Citronella Culture
Answered by: Inge Poot
Question from: Sandi Perrot
Posted on: March 4, 2002

I have a citronella plant. I would like information on how to care for it. I had one last year and planted it in the ground, but it died. I have a baby one and would like any information you may have on caring and growing it. Should it be inside or out. Does it need a lot of water or not. Should I repot it into a bigger pot and when? What does it mean when the leaves turn yellow? Any information would be greatly appreciated before I end up losing this one.

P.S. I live on the Mississipi Gulf Coast.

The MS Gulf coast is in zone 9. The true citronella, Cympopogon nardus is a relative of lemon grass and should get the same culture: well-drained moist soil in sun. It looks like a coarse grass. It comes from Sri Lanka and Java and therefore cannot survive any frost and should be kept above 7 degrees Celsius or 45 degrees Fahrenheit. It has to be wintered indoors in zone 9. You would therefore do better keeping it in a pot and moving the pot gradually into full sun during the frost free part of the year. Repot into a larger pot when the roots come out of the bottom of the pot.

However the true citronella is rare in North America. This common name is also applied to other herbs with a lemony scent- all adding up to confusion! The citrosa geranium, Pelargonium ‘Citrosa’, is also referred to as citrosa by some authors and that may very well be the plant that you have, since it is quite common in North America. This plant has leaves reminding one more of a deeply indented maple leaf in shape and the leaves are a bit hairy. If this is the plant that you have, it will need a well-drained, neutral to alkaline soil and will develop the best scent in full sun.

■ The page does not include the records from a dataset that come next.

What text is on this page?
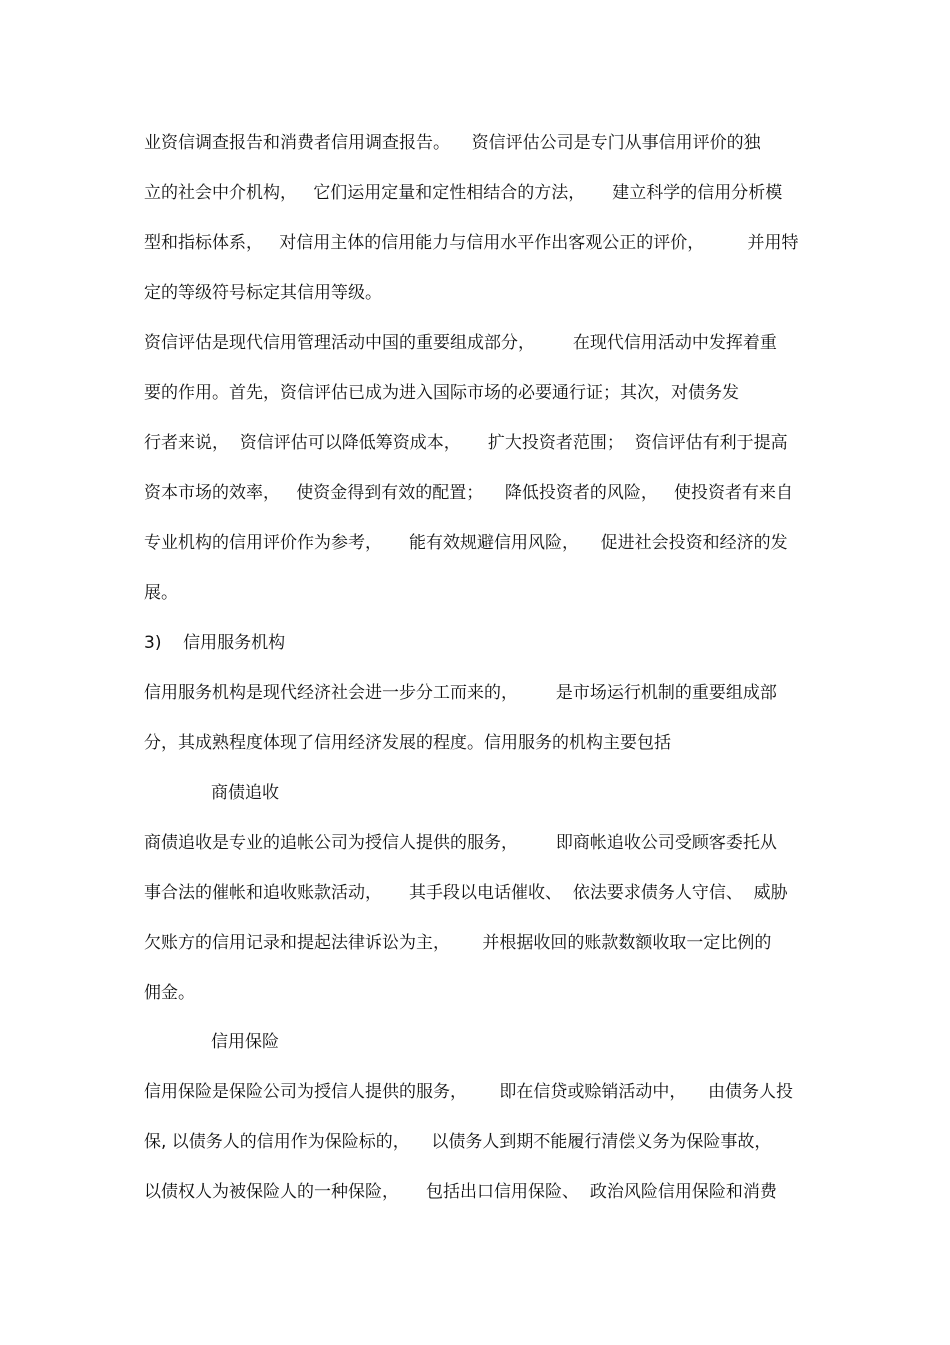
业资信调查报告和消费者信用调查报告。    资信评估公司是专门从事信用评价的独
立的社会中介机构，   它们运用定量和定性相结合的方法，     建立科学的信用分析模
型和指标体系，   对信用主体的信用能力与信用水平作出客观公正的评价，        并用特
定的等级符号标定其信用等级。
资信评估是现代信用管理活动中国的重要组成部分，       在现代信用活动中发挥着重
要的作用。首先，资信评估已成为进入国际市场的必要通行证；其次，对债务发
行者来说，  资信评估可以降低筹资成本，     扩大投资者范围；  资信评估有利于提高
资本市场的效率，   使资金得到有效的配置；    降低投资者的风险，   使投资者有来自
专业机构的信用评价作为参考，     能有效规避信用风险，    促进社会投资和经济的发
展。
3)    信用服务机构
信用服务机构是现代经济社会进一步分工而来的，       是市场运行机制的重要组成部
分，其成熟程度体现了信用经济发展的程度。信用服务的机构主要包括
商债追收
商债追收是专业的追帐公司为授信人提供的服务，       即商帐追收公司受顾客委托从
事合法的催帐和追收账款活动，     其手段以电话催收、  依法要求债务人守信、  威胁
欠账方的信用记录和提起法律诉讼为主，      并根据收回的账款数额收取一定比例的
佣金。
信用保险
信用保险是保险公司为授信人提供的服务，      即在信贷或赊销活动中，    由债务人投
保, 以债务人的信用作为保险标的，    以债务人到期不能履行清偿义务为保险事故，
以债权人为被保险人的一种保险，     包括出口信用保险、  政治风险信用保险和消费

It is planted to keep away biting insects such as mosquitoes, but does not seem to be very effective in this task. However it is a fine scent plant.

It is rated hardy for zones 10 to the tropics and would have to come into the house for the coldest part of the winter. When the plant does not get enough light or the soil is too sour or has become devoid of available nutrients, the lower leaves will turn yellow and fall off.

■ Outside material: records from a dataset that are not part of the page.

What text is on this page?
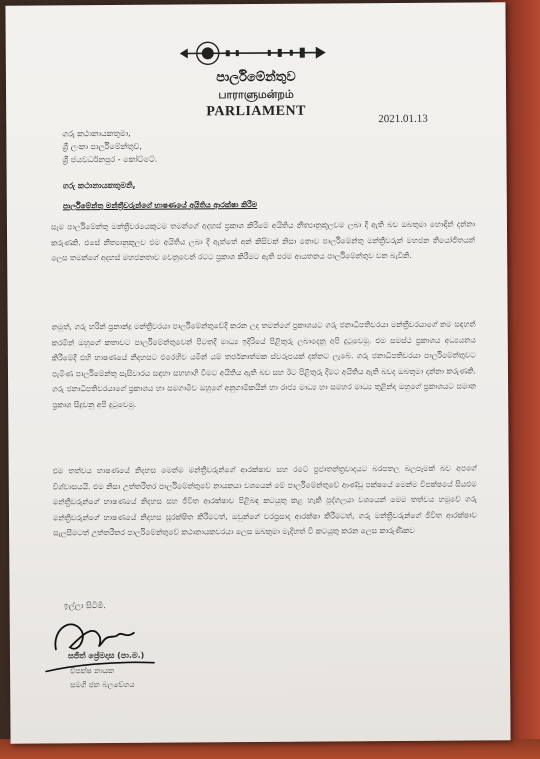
පාර්ලිමේන්තුව
பாராளுமன்றம்
PARLIAMENT	2021.01.13
ගරු කථානායකතුමා,
ශ්‍රී ලංකා පාර්ලිමේන්තුව,
ශ්‍රී ජයවර්ධනපුර - කෝට්ටේ.
ගරු කථානායකතුමනි,
පාර්ලිමේන්තු මන්ත්‍රීවරුන්ගේ භාෂණයේ අයිතිය ආරක්ෂා කිරීම
සෑම පාර්ලිමේන්තු මන්ත්‍රීවරයෙකුටම තමන්ගේ අදහස් ප්‍රකාශ කිරීමේ අයිතිය නීත්‍යානුකූලවම ලබා දී ඇති බව ඔබතුමා හොඳින් දන්නා කරුණකි. එසේ නීත්‍යානුකූලව එම අයිතිය ලබා දී ඇත්තේ අන් කිසිවක් නිසා නොව පාර්ලිමේන්තු මන්ත්‍රීවරුන් මහජන නියෝජිතයන් ලෙස තමන්ගේ අදහස් මහජනතාව වෙනුවෙන් රටට ප්‍රකාශ කිරීමට ඇති පරම ආයතනය පාර්ලිමේන්තුව වන බැවිනි.
නමුත්, ගරු හරින් ප්‍රනාන්දු මන්ත්‍රීවරයා පාර්ලිමේන්තුවේදී කරන ලද තමන්ගේ ප්‍රකාශයට ගරු ජනාධිපතිවරයා මන්ත්‍රීවරයාගේ නම සඳහන් කරමින් ඔහුගේ කතාවට පාර්ලිමේන්තුවෙන් පිටතදී මාධ්‍ය ඉදිරියේ පිළිතුරු ලබාදෙනු අපි දුටුවෙමු. එම සමස්ථ ප්‍රකාශය අධ්‍යයනය කිරීමේදී එහි භාෂණයේ නිදහසට එරෙහිව යමින් යම් තර්ජනාත්මක ස්වරූපයක් දක්නට ලැබේ. ගරු ජනාධිපතිවරයා පාර්ලිමේන්තුවට පැමිණ පාර්ලිමේන්තු සැසිවාරය සඳහා සහභාගි වීමට අයිතිය ඇති බව සහ ඊට පිළිතුරු දීමට අයිතිය ඇති බවද ඔබතුමා දන්නා කරුණකි. ගරු ජනාධිපතිවරයාගේ ප්‍රකාශය හා සමගාමීව ඔහුගේ අනුගාමිකයින් හා රාජ්‍ය මාධ්‍ය හා සමහර මාධ්‍ය තුළින්ද ඔහුගේ ප්‍රකාශයට සමාන ප්‍රකාශ සිදුවනු අපි දුටුවෙමු.
එම තත්වය භාෂණයේ නිදහස මෙන්ම මන්ත්‍රීවරුන්ගේ ආරක්ෂාව සහ රටේ ප්‍රජාතන්ත්‍රවාදයට බරපතල බලපෑමක් බව අපගේ විශ්වාසයයි. එම නිසා උත්තරීතර පාර්ලිමේන්තුවේ නායකයා වශයෙන් මේ පාර්ලිමේන්තුවේ ආණ්ඩු පක්ෂයේ මෙන්ම විපක්ෂයේ සියළුම මන්ත්‍රීවරුන්ගේ භාෂණයේ නිදහස සහ ජීවිත ආරක්ෂාව පිළිබඳ කටයුතු කළ හැකි පුද්ගලයා වශයෙන් මෙම තත්වය හමුවේ ගරු මන්ත්‍රීවරුන්ගේ භාෂණයේ නිදහස සුරක්ෂිත කිරීමටත්, ඔවුන්ගේ වරප්‍රසාද ආරක්ෂා කිරීමටත්, ගරු මන්ත්‍රීවරුන්ගේ ජීවිත ආරක්ෂාව සැලසීමටත් උත්තරීතර පාර්ලිමේන්තුවේ කථානායකවරයා ලෙස ඔබතුමා මැදිහත් වී කටයුතු කරන ලෙස කාරුණිකව
ඉල්ලා සිටිමි.
සජිත් ප්‍රේමදාස (පා.ම.)
විපක්ෂ නායක
සමගි ජන බලවේගය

You need to repot it once a year to refresh the soil and gradually move it into full sun when you put it back out of doors. If the roots grow out of the bottom of the pot it should be potted on into a larger pot.

Letting the soil in the pot dry out completely kills a lot of the roots. This would also result in yellow leaves as the plant frantically tries to adjust the number of leaves that transpire water to the reduced number of roots that can take up water.

Also when you take the plant in and out of doors you can also expect yellow leaves, because the plant has to replace plants grown for high light with leaves that can deal with low light or vice versa.